I've been trying to better crystalize my thoughts along these lines for the past week. Unfortunately, I haven't had much luck; lack of time and inclination to dig very deep, beyond the works of Faulkner, Welty and other Southern greats. I've got some very brief sketchings the lines of what I wanted to get across, and as loathe as I usually am to post incomplete work on this blog, I think I have to cut the chord and do that now. If nothing else, it'll leave a reference point for me to go back to another time. Maybe it'll even inspire someone else to expand further:

I find that the South serves American literature and fiction as a native enchanted land--our version of Europe's Black Forest, filled with oddball characters, gentle creatures and hateful monsters. Built into this conception of the South is that it is part of America, but apart from it; an "over there" that's just far enough away to be otherworldly, but close enough to be famililar.
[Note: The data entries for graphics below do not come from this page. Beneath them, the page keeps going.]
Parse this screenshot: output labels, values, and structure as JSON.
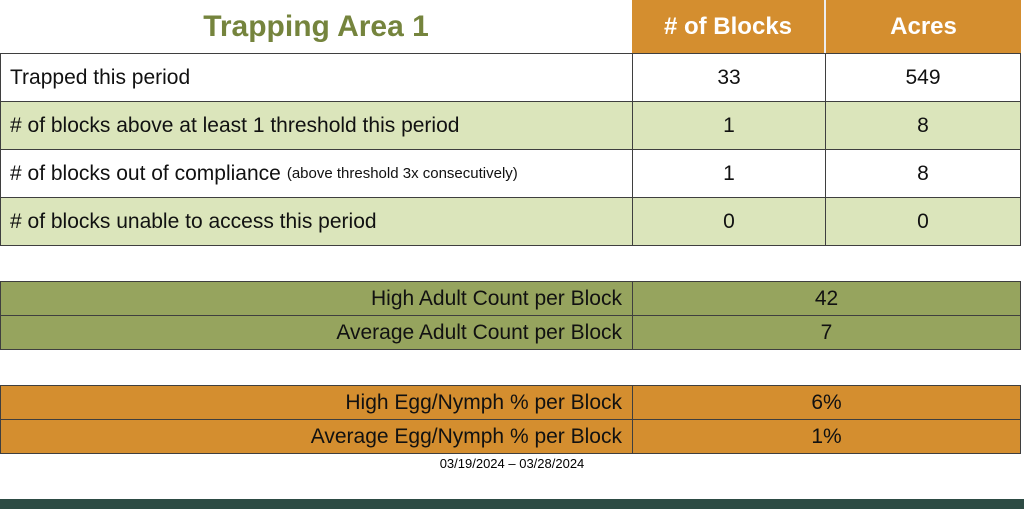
{
  "title": "Trapping Area 1",
  "colors": {
    "orange": "#D48E2F",
    "light_green": "#DBE5BB",
    "olive": "#96A45E",
    "title_green": "#75843D",
    "bar_teal": "#2D4B44",
    "border": "#3F3F3F"
  },
  "main_table": {
    "columns": [
      "# of Blocks",
      "Acres"
    ],
    "rows": [
      {
        "label": "Trapped this period",
        "note": "",
        "blocks": "33",
        "acres": "549"
      },
      {
        "label": "# of blocks above at least 1 threshold this period",
        "note": "",
        "blocks": "1",
        "acres": "8"
      },
      {
        "label": "# of blocks out of compliance",
        "note": "(above threshold 3x consecutively)",
        "blocks": "1",
        "acres": "8"
      },
      {
        "label": "# of blocks unable to access this period",
        "note": "",
        "blocks": "0",
        "acres": "0"
      }
    ]
  },
  "adult_table": {
    "rows": [
      {
        "label": "High Adult Count per Block",
        "value": "42"
      },
      {
        "label": "Average Adult Count per Block",
        "value": "7"
      }
    ]
  },
  "egg_table": {
    "rows": [
      {
        "label": "High Egg/Nymph % per Block",
        "value": "6%"
      },
      {
        "label": "Average Egg/Nymph % per Block",
        "value": "1%"
      }
    ]
  },
  "footer": {
    "date_range": "03/19/2024 – 03/28/2024"
  }
}
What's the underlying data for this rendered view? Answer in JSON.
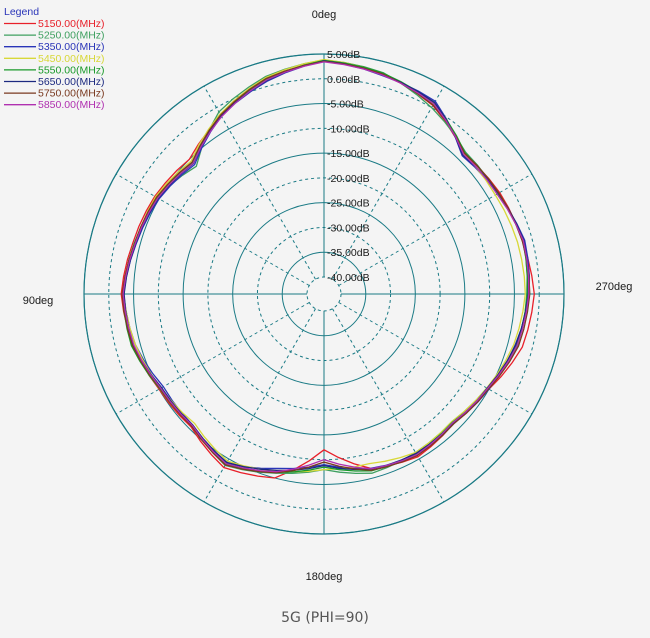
{
  "caption": "5G (PHI=90)",
  "chart_data": {
    "type": "polar",
    "legend": {
      "title": "Legend",
      "placement": "top-left"
    },
    "angle_labels": [
      {
        "deg": 0,
        "text": "0deg"
      },
      {
        "deg": 90,
        "text": "90deg"
      },
      {
        "deg": 180,
        "text": "180deg"
      },
      {
        "deg": 270,
        "text": "270deg"
      }
    ],
    "angle_direction": "counterclockwise",
    "zero_location": "top",
    "radial_unit": "dB",
    "radial_range": [
      -40,
      5
    ],
    "ring_labels": [
      "5.00dB",
      "0.00dB",
      "-5.00dB",
      "-10.00dB",
      "-15.00dB",
      "-20.00dB",
      "-25.00dB",
      "-30.00dB",
      "-35.00dB",
      "-40.00dB"
    ],
    "ring_values": [
      5,
      0,
      -5,
      -10,
      -15,
      -20,
      -25,
      -30,
      -35,
      -40
    ],
    "angles": [
      0,
      15,
      30,
      45,
      60,
      75,
      90,
      105,
      120,
      135,
      150,
      165,
      180,
      195,
      210,
      225,
      240,
      255,
      270,
      285,
      300,
      315,
      330,
      345
    ],
    "series": [
      {
        "name": "5150.00(MHz)",
        "color": "#e8202a",
        "values": [
          3.5,
          1.5,
          -2,
          -5,
          -4,
          -3.5,
          -2.5,
          -3.5,
          -5,
          -5.5,
          -3,
          -5,
          -12,
          -7,
          -5.5,
          -6.5,
          -5,
          -2,
          -1,
          -2,
          -2.5,
          -3.5,
          0.5,
          2.5
        ]
      },
      {
        "name": "5250.00(MHz)",
        "color": "#3fa060",
        "values": [
          3.8,
          2,
          -1,
          -7,
          -4.5,
          -4,
          -3,
          -3.5,
          -5.5,
          -6,
          -3.5,
          -6,
          -8,
          -6,
          -6.5,
          -7,
          -5.5,
          -3,
          -2.5,
          -1.8,
          -3,
          -3,
          0,
          2.8
        ]
      },
      {
        "name": "5350.00(MHz)",
        "color": "#2a35b8",
        "values": [
          3.6,
          1,
          -2,
          -6.5,
          -5,
          -4.2,
          -3,
          -4,
          -6,
          -6,
          -4,
          -7,
          -9,
          -7,
          -6,
          -6.5,
          -5,
          -3.5,
          -2,
          -1.5,
          -3,
          -4,
          1.5,
          2.2
        ]
      },
      {
        "name": "5450.00(MHz)",
        "color": "#d8d838",
        "values": [
          3.9,
          1.8,
          -1.5,
          -5.5,
          -4.2,
          -4,
          -3,
          -4,
          -5.5,
          -6.5,
          -4.5,
          -6.5,
          -8,
          -8,
          -6.5,
          -7,
          -5.5,
          -3.8,
          -2.8,
          -3,
          -3.5,
          -3.5,
          0.8,
          2.6
        ]
      },
      {
        "name": "5550.00(MHz)",
        "color": "#1a9a2a",
        "values": [
          3.7,
          1.4,
          -1.8,
          -6,
          -4.6,
          -3.8,
          -2.8,
          -3.2,
          -5.2,
          -5.8,
          -3.8,
          -6.2,
          -8.5,
          -6.5,
          -6.2,
          -6.8,
          -5.2,
          -3.2,
          -2.4,
          -1.9,
          -2.9,
          -3.2,
          1,
          2.7
        ]
      },
      {
        "name": "5650.00(MHz)",
        "color": "#1c2a80",
        "values": [
          3.6,
          1.2,
          -1.9,
          -6.2,
          -4.8,
          -4.1,
          -3.1,
          -3.6,
          -5.6,
          -6,
          -4.2,
          -6.6,
          -8.8,
          -6.8,
          -6.3,
          -6.6,
          -5.4,
          -3.4,
          -2.2,
          -1.7,
          -2.8,
          -3.8,
          1.2,
          2.4
        ]
      },
      {
        "name": "5750.00(MHz)",
        "color": "#7a3a20",
        "values": [
          3.5,
          1.6,
          -1.7,
          -5.8,
          -4.4,
          -3.9,
          -2.7,
          -3.4,
          -5.3,
          -5.7,
          -3.6,
          -6.1,
          -9.5,
          -6.6,
          -5.8,
          -6.4,
          -5.1,
          -2.8,
          -1.9,
          -2,
          -2.7,
          -3.3,
          0.6,
          2.5
        ]
      },
      {
        "name": "5850.00(MHz)",
        "color": "#b030b0",
        "values": [
          3.4,
          1.3,
          -2.1,
          -6.1,
          -4.7,
          -4,
          -2.9,
          -3.7,
          -5.4,
          -5.9,
          -3.9,
          -6.3,
          -10,
          -6.9,
          -6,
          -6.7,
          -5.3,
          -3.1,
          -2.1,
          -1.8,
          -3.1,
          -3.6,
          0.9,
          2.3
        ]
      }
    ]
  }
}
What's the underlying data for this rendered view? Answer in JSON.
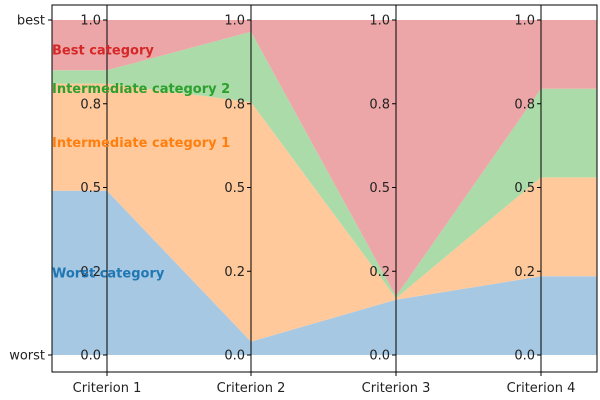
{
  "chart_data": {
    "type": "area",
    "criteria": [
      "Criterion 1",
      "Criterion 2",
      "Criterion 3",
      "Criterion 4"
    ],
    "y_axis_labels": {
      "top": "best",
      "bottom": "worst"
    },
    "axis_ticks": [
      {
        "value": 0.0,
        "label": "0.0"
      },
      {
        "value": 0.25,
        "label": "0.2"
      },
      {
        "value": 0.5,
        "label": "0.5"
      },
      {
        "value": 0.75,
        "label": "0.8"
      },
      {
        "value": 1.0,
        "label": "1.0"
      }
    ],
    "ylim": [
      0,
      1
    ],
    "boundaries": [
      [
        0.49,
        0.04,
        0.165,
        0.235
      ],
      [
        0.81,
        0.755,
        0.17,
        0.53
      ],
      [
        0.85,
        0.965,
        0.175,
        0.795
      ]
    ],
    "categories": [
      {
        "name": "Worst category",
        "color": "#a6c8e2",
        "label_color": "#1f77b4",
        "label_value": 0.245
      },
      {
        "name": "Intermediate category 1",
        "color": "#ffc99b",
        "label_color": "#ff7f0e",
        "label_value": 0.635
      },
      {
        "name": "Intermediate category 2",
        "color": "#aadba8",
        "label_color": "#2ca02c",
        "label_value": 0.795
      },
      {
        "name": "Best category",
        "color": "#eda6a7",
        "label_color": "#d62728",
        "label_value": 0.91
      }
    ]
  }
}
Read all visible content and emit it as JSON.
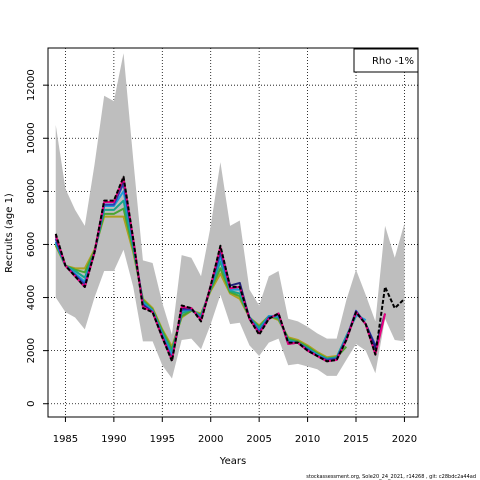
{
  "chart_data": {
    "type": "line",
    "title": "",
    "xlabel": "Years",
    "ylabel": "Recruits (age 1)",
    "xlim": [
      1983.2,
      2021.4
    ],
    "ylim": [
      -500,
      13400
    ],
    "x_ticks": [
      1985,
      1990,
      1995,
      2000,
      2005,
      2010,
      2015,
      2020
    ],
    "y_ticks": [
      0,
      2000,
      4000,
      6000,
      8000,
      10000,
      12000
    ],
    "grid": true,
    "grid_style": "dotted",
    "legend_text": "Rho -1%",
    "legend_position": "top-right",
    "footer": "stockassessment.org,  Sole20_24_2021,  r14268 ,  git:  c28bdc2a44ad",
    "confidence_band": {
      "color": "#bebebe",
      "x": [
        1984,
        1985,
        1986,
        1987,
        1988,
        1989,
        1990,
        1991,
        1992,
        1993,
        1994,
        1995,
        1996,
        1997,
        1998,
        1999,
        2000,
        2001,
        2002,
        2003,
        2004,
        2005,
        2006,
        2007,
        2008,
        2009,
        2010,
        2011,
        2012,
        2013,
        2014,
        2015,
        2016,
        2017,
        2018,
        2019,
        2020
      ],
      "upper": [
        10500,
        8100,
        7300,
        6700,
        9000,
        11600,
        11400,
        13200,
        9200,
        5400,
        5300,
        3800,
        2600,
        5600,
        5500,
        4800,
        6700,
        9100,
        6700,
        6900,
        4300,
        3700,
        4800,
        5000,
        3200,
        3100,
        2900,
        2650,
        2450,
        2450,
        3900,
        5050,
        4100,
        3100,
        6700,
        5500,
        6800
      ],
      "lower": [
        4000,
        3450,
        3250,
        2800,
        4000,
        5000,
        5000,
        5800,
        4400,
        2350,
        2350,
        1450,
        950,
        2400,
        2450,
        2050,
        3000,
        4100,
        3000,
        3050,
        2200,
        1800,
        2300,
        2450,
        1450,
        1500,
        1400,
        1300,
        1050,
        1050,
        1650,
        2250,
        2000,
        1150,
        3200,
        2400,
        2350
      ]
    },
    "series": [
      {
        "name": "",
        "color": "#000000",
        "dashed": true,
        "years": [
          1984,
          1985,
          1986,
          1987,
          1988,
          1989,
          1990,
          1991,
          1992,
          1993,
          1994,
          1995,
          1996,
          1997,
          1998,
          1999,
          2000,
          2001,
          2002,
          2003,
          2004,
          2005,
          2006,
          2007,
          2008,
          2009,
          2010,
          2011,
          2012,
          2013,
          2014,
          2015,
          2016,
          2017,
          2018,
          2019,
          2020
        ],
        "values": [
          6400,
          5200,
          4800,
          4400,
          5700,
          7650,
          7650,
          8550,
          6200,
          3600,
          3450,
          2500,
          1600,
          3700,
          3600,
          3100,
          4450,
          5950,
          4400,
          4400,
          3200,
          2600,
          3200,
          3400,
          2300,
          2300,
          2000,
          1800,
          1600,
          1650,
          2400,
          3450,
          3000,
          1850,
          4400,
          3600,
          3950
        ]
      },
      {
        "name": "",
        "color": "#e6007e",
        "years": [
          1984,
          1985,
          1986,
          1987,
          1988,
          1989,
          1990,
          1991,
          1992,
          1993,
          1994,
          1995,
          1996,
          1997,
          1998,
          1999,
          2000,
          2001,
          2002,
          2003,
          2004,
          2005,
          2006,
          2007,
          2008,
          2009,
          2010,
          2011,
          2012,
          2013,
          2014,
          2015,
          2016,
          2017,
          2018
        ],
        "values": [
          6350,
          5200,
          4800,
          4400,
          5700,
          7600,
          7600,
          8500,
          6200,
          3650,
          3450,
          2500,
          1650,
          3650,
          3600,
          3150,
          4450,
          5900,
          4350,
          4400,
          3200,
          2650,
          3200,
          3400,
          2250,
          2300,
          2000,
          1800,
          1600,
          1650,
          2400,
          3450,
          3000,
          1850,
          3400
        ]
      },
      {
        "name": "",
        "color": "#1f1f7a",
        "years": [
          1984,
          1985,
          1986,
          1987,
          1988,
          1989,
          1990,
          1991,
          1992,
          1993,
          1994,
          1995,
          1996,
          1997,
          1998,
          1999,
          2000,
          2001,
          2002,
          2003,
          2004,
          2005,
          2006,
          2007,
          2008,
          2009,
          2010,
          2011,
          2012,
          2013,
          2014,
          2015,
          2016,
          2017,
          2018
        ],
        "values": [
          6300,
          5200,
          4800,
          4400,
          5700,
          7600,
          7600,
          8450,
          6150,
          3700,
          3450,
          2500,
          1650,
          3600,
          3600,
          3150,
          4450,
          5850,
          4450,
          4550,
          3200,
          2650,
          3200,
          3400,
          2250,
          2300,
          2000,
          1800,
          1600,
          1650,
          2400,
          3450,
          3000,
          2100,
          3400
        ]
      },
      {
        "name": "",
        "color": "#2a3fb5",
        "years": [
          1984,
          1985,
          1986,
          1987,
          1988,
          1989,
          1990,
          1991,
          1992,
          1993,
          1994,
          1995,
          1996,
          1997,
          1998,
          1999,
          2000,
          2001,
          2002,
          2003,
          2004,
          2005,
          2006,
          2007,
          2008,
          2009,
          2010,
          2011,
          2012,
          2013,
          2014,
          2015,
          2016,
          2017
        ],
        "values": [
          6200,
          5200,
          4850,
          4500,
          5700,
          7500,
          7500,
          8300,
          6100,
          3750,
          3450,
          2550,
          1700,
          3550,
          3550,
          3200,
          4400,
          5700,
          4350,
          4400,
          3250,
          2700,
          3250,
          3350,
          2300,
          2300,
          2050,
          1800,
          1650,
          1700,
          2450,
          3500,
          3000,
          2200
        ]
      },
      {
        "name": "",
        "color": "#1e9bd6",
        "years": [
          1984,
          1985,
          1986,
          1987,
          1988,
          1989,
          1990,
          1991,
          1992,
          1993,
          1994,
          1995,
          1996,
          1997,
          1998,
          1999,
          2000,
          2001,
          2002,
          2003,
          2004,
          2005,
          2006,
          2007,
          2008,
          2009,
          2010,
          2011,
          2012,
          2013,
          2014,
          2015,
          2016
        ],
        "values": [
          6100,
          5200,
          4900,
          4600,
          5700,
          7450,
          7450,
          8000,
          6050,
          3800,
          3500,
          2600,
          1800,
          3500,
          3550,
          3250,
          4400,
          5550,
          4300,
          4300,
          3250,
          2750,
          3300,
          3300,
          2350,
          2300,
          2050,
          1850,
          1650,
          1700,
          2500,
          3350,
          3150
        ]
      },
      {
        "name": "",
        "color": "#17a589",
        "years": [
          1984,
          1985,
          1986,
          1987,
          1988,
          1989,
          1990,
          1991,
          1992,
          1993,
          1994,
          1995,
          1996,
          1997,
          1998,
          1999,
          2000,
          2001,
          2002,
          2003,
          2004,
          2005,
          2006,
          2007,
          2008,
          2009,
          2010,
          2011,
          2012,
          2013,
          2014,
          2015
        ],
        "values": [
          6050,
          5200,
          5000,
          4750,
          5700,
          7300,
          7300,
          7650,
          5900,
          3850,
          3500,
          2650,
          1950,
          3400,
          3550,
          3300,
          4350,
          5350,
          4250,
          4150,
          3250,
          2850,
          3300,
          3250,
          2400,
          2300,
          2100,
          1850,
          1700,
          1750,
          2550,
          3300
        ]
      },
      {
        "name": "",
        "color": "#4aa532",
        "years": [
          1984,
          1985,
          1986,
          1987,
          1988,
          1989,
          1990,
          1991,
          1992,
          1993,
          1994,
          1995,
          1996,
          1997,
          1998,
          1999,
          2000,
          2001,
          2002,
          2003,
          2004,
          2005,
          2006,
          2007,
          2008,
          2009,
          2010,
          2011,
          2012,
          2013,
          2014
        ],
        "values": [
          6000,
          5200,
          5050,
          4950,
          5750,
          7150,
          7150,
          7350,
          5800,
          3900,
          3550,
          2750,
          2050,
          3300,
          3500,
          3350,
          4300,
          5100,
          4200,
          4050,
          3250,
          2900,
          3300,
          3200,
          2450,
          2350,
          2150,
          1900,
          1700,
          1750,
          2150
        ]
      },
      {
        "name": "",
        "color": "#b0a020",
        "years": [
          1984,
          1985,
          1986,
          1987,
          1988,
          1989,
          1990,
          1991,
          1992,
          1993,
          1994,
          1995,
          1996,
          1997,
          1998,
          1999,
          2000,
          2001,
          2002,
          2003,
          2004,
          2005,
          2006,
          2007,
          2008,
          2009,
          2010,
          2011,
          2012,
          2013
        ],
        "values": [
          5950,
          5200,
          5100,
          5100,
          5800,
          7050,
          7050,
          7050,
          5700,
          3950,
          3600,
          2800,
          2150,
          3250,
          3500,
          3400,
          4250,
          4900,
          4150,
          3950,
          3250,
          2950,
          3300,
          3150,
          2500,
          2400,
          2200,
          1950,
          1750,
          1800
        ]
      }
    ]
  }
}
Of course, this characterization assumes a mindset that, while "national", is decidedly Northern, and specifically Northeastern/New Englander--the traditional intellectual/academic/literary counterpoint to the South in American life. This is no surprise, as the Civil War went a long way toward securing a cultural victory to match the political and economic victory that the North won. It's not a position that's actively maintained, but it's part of the implicit order of things that has been in place for more than a century.